On further review, one must be skeptical about the merits of the 14 process measures, because only the antibiotic bowel preparation has a potential benefit in the reduction of leaking anastomoses or intra-abdominal abscesses.4 Mechanical preparation of the colon alone has no benefit without the oral antibiotic bowel preparation,5 and the other 12 processes are only effective in the reduction of superficial SSIs. Many would argue that core body temperature control, supplemental oxygenation, glucose control, pulsed irrigation of the surgical site, topical antibiotics, and many other interventions should have been used. Indeed, there are ≥50 ways to cause SSIs in colon surgery and ≥50 methods for prevention.6 An argument can be made that the outcome improvement in this study comes from the awareness that performance is being observed and that improvements are expected. If performance is being observed and documented, then compliance with other processes that are not the focus of the study are likely to be included by the surgeon in patient management. It is yet another example of the Hawthorne effect being revisited.
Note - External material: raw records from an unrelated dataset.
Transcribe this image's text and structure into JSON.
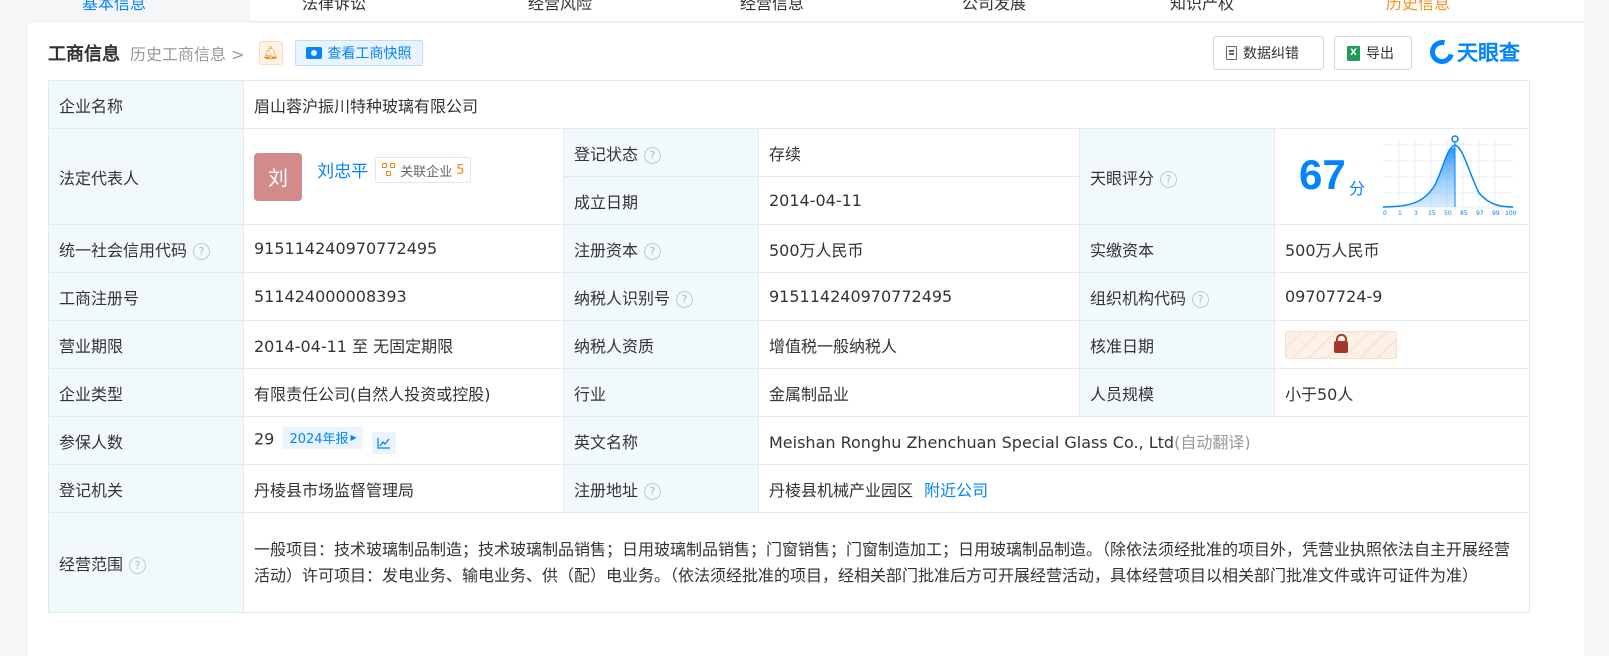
{
  "tabs": [
    {
      "label": "基本信息",
      "active": true
    },
    {
      "label": "法律诉讼"
    },
    {
      "label": "经营风险"
    },
    {
      "label": "经营信息"
    },
    {
      "label": "公司发展"
    },
    {
      "label": "知识产权"
    },
    {
      "label": "历史信息",
      "accent": true
    }
  ],
  "header": {
    "title": "工商信息",
    "history_link": "历史工商信息",
    "history_arrow": ">",
    "snapshot_button": "查看工商快照",
    "correct_button": "数据纠错",
    "export_button": "导出",
    "logo_text": "天眼查",
    "xls_letter": "X"
  },
  "colors": {
    "primary": "#0084ff",
    "label_bg": "#f2f9fc",
    "status_green": "#13a35b",
    "accent_orange": "#f5860b"
  },
  "icons": {
    "bell": "bell-icon",
    "camera": "camera-icon",
    "help": "question-circle-icon",
    "lock": "lock-icon",
    "trend": "line-chart-icon",
    "relation": "relation-graph-icon"
  },
  "info": {
    "company_name_label": "企业名称",
    "company_name": "眉山蓉沪振川特种玻璃有限公司",
    "legal_rep_label": "法定代表人",
    "legal_rep_avatar": "刘",
    "legal_rep_name": "刘忠平",
    "related_label": "关联企业",
    "related_count": "5",
    "reg_status_label": "登记状态",
    "reg_status": "存续",
    "established_label": "成立日期",
    "established": "2014-04-11",
    "score_label": "天眼评分",
    "score": "67",
    "score_unit": "分",
    "score_axis": [
      "0",
      "1",
      "3",
      "15",
      "50",
      "85",
      "97",
      "99",
      "100"
    ],
    "credit_code_label": "统一社会信用代码",
    "credit_code": "915114240970772495",
    "reg_capital_label": "注册资本",
    "reg_capital": "500万人民币",
    "paid_capital_label": "实缴资本",
    "paid_capital": "500万人民币",
    "biz_reg_no_label": "工商注册号",
    "biz_reg_no": "511424000008393",
    "taxpayer_id_label": "纳税人识别号",
    "taxpayer_id": "915114240970772495",
    "org_code_label": "组织机构代码",
    "org_code": "09707724-9",
    "biz_term_label": "营业期限",
    "biz_term": "2014-04-11 至 无固定期限",
    "taxpayer_qual_label": "纳税人资质",
    "taxpayer_qual": "增值税一般纳税人",
    "approval_date_label": "核准日期",
    "company_type_label": "企业类型",
    "company_type": "有限责任公司(自然人投资或控股)",
    "industry_label": "行业",
    "industry": "金属制品业",
    "staff_size_label": "人员规模",
    "staff_size": "小于50人",
    "insured_label": "参保人数",
    "insured": "29",
    "insured_year": "2024年报",
    "english_name_label": "英文名称",
    "english_name": "Meishan Ronghu Zhenchuan Special Glass Co., Ltd",
    "english_name_note": "(自动翻译)",
    "reg_authority_label": "登记机关",
    "reg_authority": "丹棱县市场监督管理局",
    "reg_address_label": "注册地址",
    "reg_address": "丹棱县机械产业园区",
    "nearby_link": "附近公司",
    "scope_label": "经营范围",
    "scope": "一般项目：技术玻璃制品制造；技术玻璃制品销售；日用玻璃制品销售；门窗销售；门窗制造加工；日用玻璃制品制造。（除依法须经批准的项目外，凭营业执照依法自主开展经营活动）许可项目：发电业务、输电业务、供（配）电业务。（依法须经批准的项目，经相关部门批准后方可开展经营活动，具体经营项目以相关部门批准文件或许可证件为准）"
  }
}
Improvements in SSI rates are not the only adverse outcomes that need to be addressed in colorectal surgery today. Infectious and noninfectious complications continue to be common and result in considerable morbidity, mortality, and readmissions of patients. Perhaps more alarming than the overall rates of adverse outcomes in colorectal surgery are the dramatic differences in risk-adjusted outcomes among all hospitals.7,8 Deaths, major inpatient complications, and readmissions vary by 3-fold when 90 days of postdischarge outcomes are included in the evaluation. The differences in risk-adjusted outcomes between top and suboptimal performing hospitals indicate that considerable improvement is possible. My experience in evaluating and reporting hospital performance is that hospitals do not know their results of care, especially when the postdischarge period is included in the assessment. Hospitals currently depend too much on compliance, with process measures as the surrogate for measured outcomes.